I didn’t have enough time to regret my decision. He grabbed me by the hips and pulled me to
ward him. With his faced pressed against my stomach, he spoke garbled words. His hands gently caressed my belly as he held his forehead against me.
Finally, he looked up and I saw the glossiness of his eyes. The sight of him reached inside of me and coiled around my heart, making me itch to reach out and touch him, but I didn’t.
“Why? Why did you keep it?”
“Just because you didn’t want it, doesn’t mean I don’t.”
He stood up and held my face in the palms of his hands. It looked as if he was going to kiss me, and somewhere deeply hidden inside of me, I wanted him to, but he didn’t. Instead, he said, “It was never that I didn’t want it.”
His eyes held so much conviction as he spoke. I didn’t want to believe his words, but he was making it very difficult not to. He looked as if he was about to cry, and the fear inside of me changed. I was no longer fearful of him, I was scared I’d give in to him. I was terrified I’d give up all I had earned over the past six months and end up right back where I had started from.

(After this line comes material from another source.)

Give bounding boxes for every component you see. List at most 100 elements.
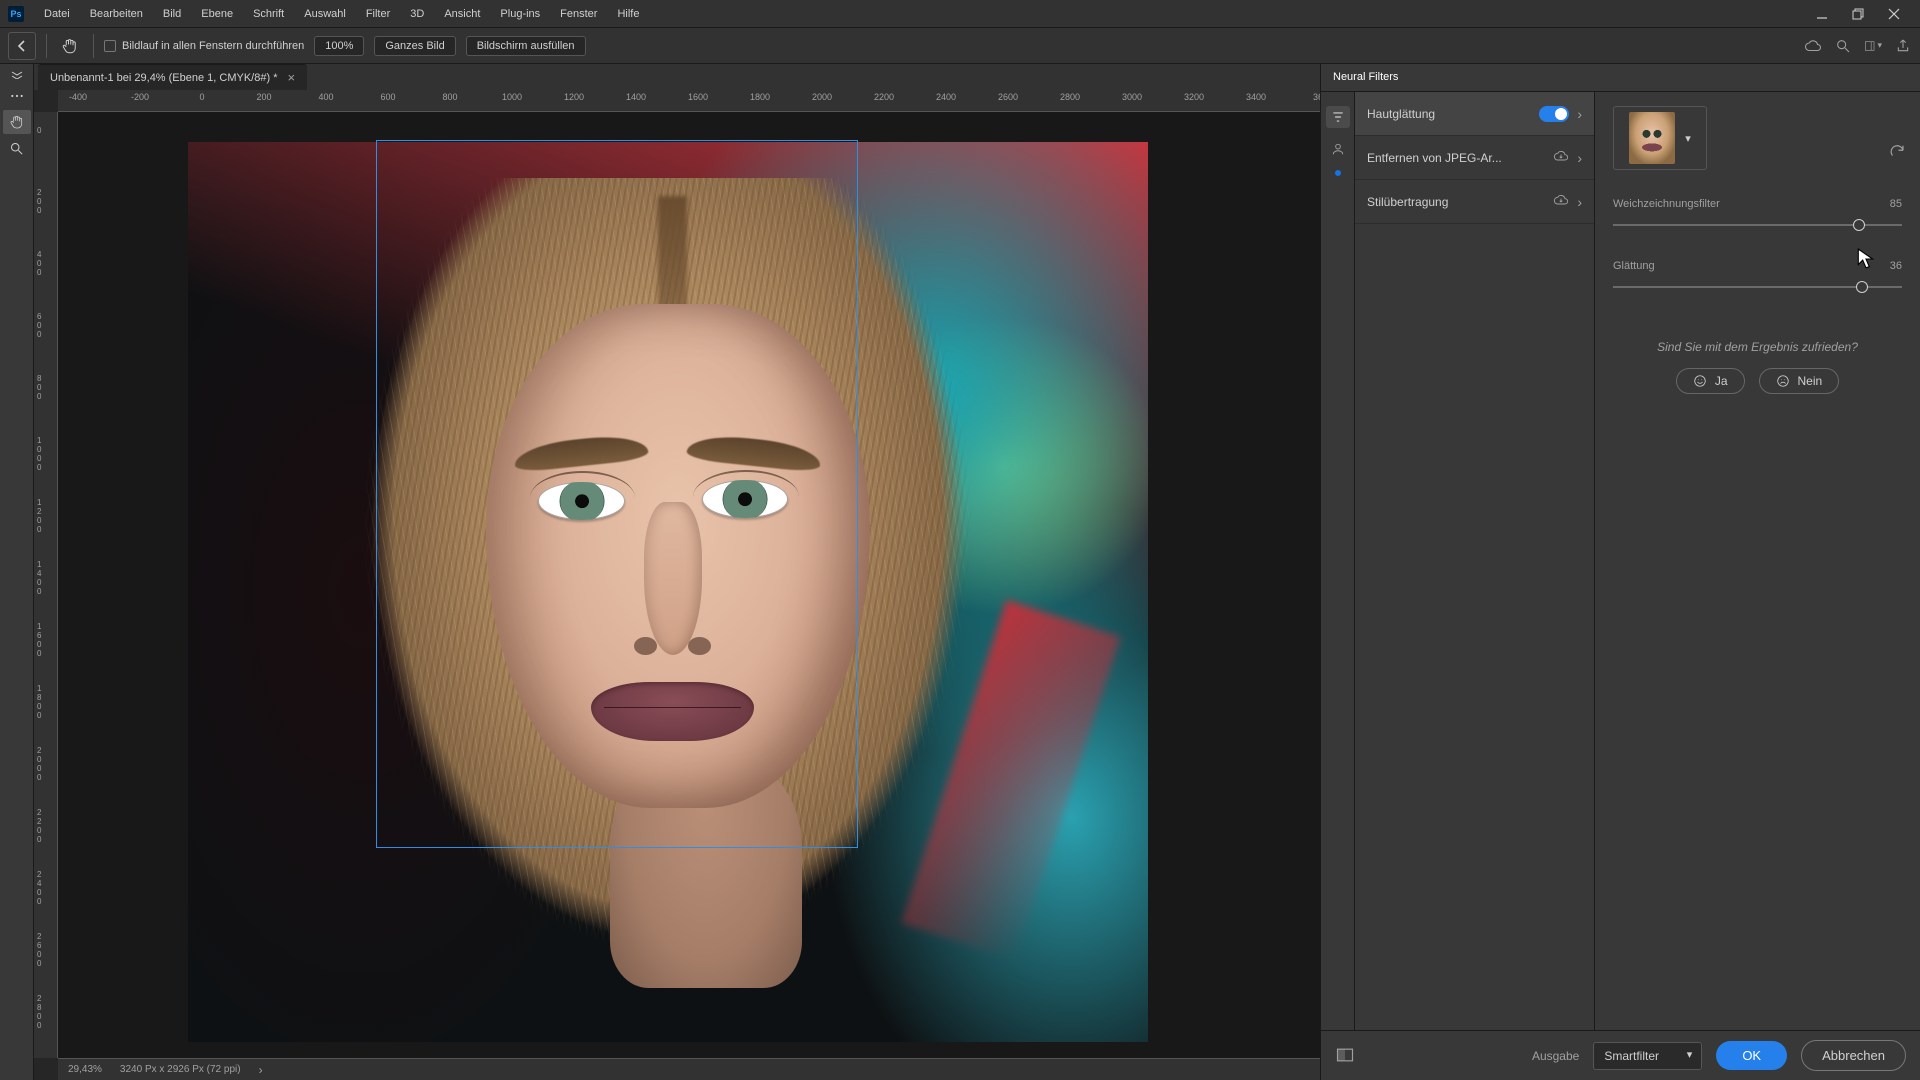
filter-name: Entfernen von JPEG-Ar... <box>1367 151 1545 165</box>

“I have always loved you, Kendall. It’s always been you, never anyone else. My dad always told me to keep you safe, to watch out for you, and I always did. When I was seventeen, he saw the way I’d look at you, and he was furious. I started spending more and more time away from the house because I knew the thoughts I was having about you were wrong. You were starting to develop and I couldn’t help but notice it and appreciate it. I think I knew then that I wanted to do more than just protect you. But the only way I could protect you then was to leave. I moved away, hoping that would make it all go away. But I’d find myself thinking about you. And then Dad would have me come watch you while he’d be gone for work, and by then, you were getting older. But you were still too young and it was still wrong. I knew the moment he died and you came to live with me it would never be the same.” His eyes grew a darker shade of brown, like he was holding himself back from something.